When we evaluate charities, we focus on their efficiency. We want almost none of our donations to be spent on overhead and administration so that almost all can go to the cause. For example, the Jewish Federation of Greater Atlanta gets a four-star rating from Charity Navigator because 89.9 percent of its total spending goes to programs and services rather than administration and fundraising.
It’s worth noting that, if anything, the insistence on efficiency and transparency in charities is stronger in millennials who are just entering the donor pool. David Koonin, 28, said during a Birthright Israel gala Monday night, Nov. 16, that his generation is skeptical of Jewish philanthropy and wants to know where every dollar is going so that nothing is wasted.
Pallotta, however, would argue that we’re making a false division between spending on the cause and spending on administration and fundraising. He drew a contrast with the for-profit business world.
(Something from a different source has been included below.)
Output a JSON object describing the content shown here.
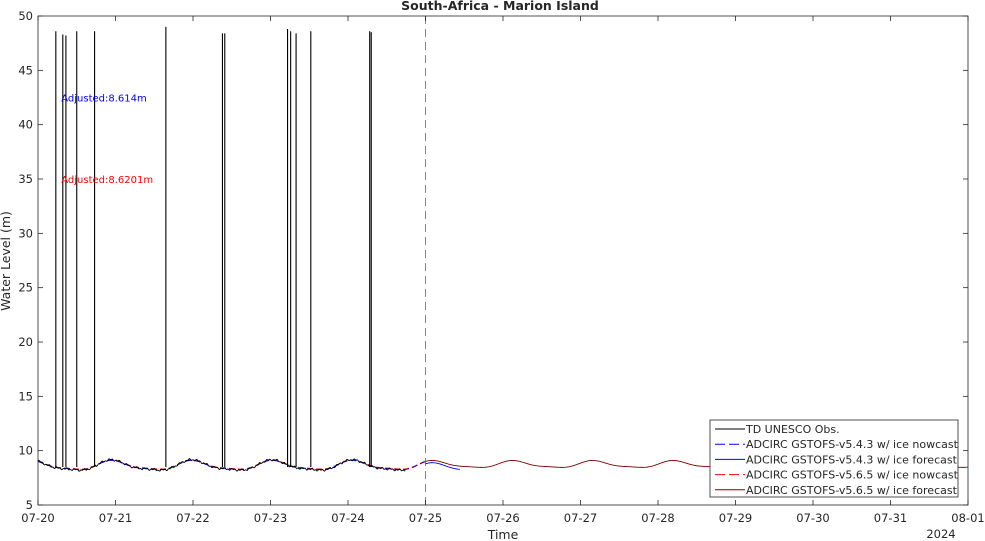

Apple, for instance, spends billions on marketing and research and development to improve products, increase demand and drive more sales.
Big companies dare to make mistakes, recognizing that one big success more than makes up for several failures. But charities aren’t allowed to take risks, and a single failure is enough to cause an uproar.
The top executives at philanthropic organizations are paid well compared with, say, the welders and philosophers Marco Rubio talked about at the last Republican presidential debate. But they’re paid a pittance compared with executives with the same abilities and responsibilities in the corporate world. And those corporate executives are rewarded for bringing in new sales and profits, while their nonprofit friends don’t have a profit-sharing motivation.
Under Pallotta’s vision of applying the approaches of innovative for-profit companies to the nonprofit world, a charity would spend a smaller percentage of its money on programs and services, but that smaller slice would come out of a much bigger pie. And 60 percent of $10 million ($6 million) is a lot more than 90 percent of $1 million ($900,000).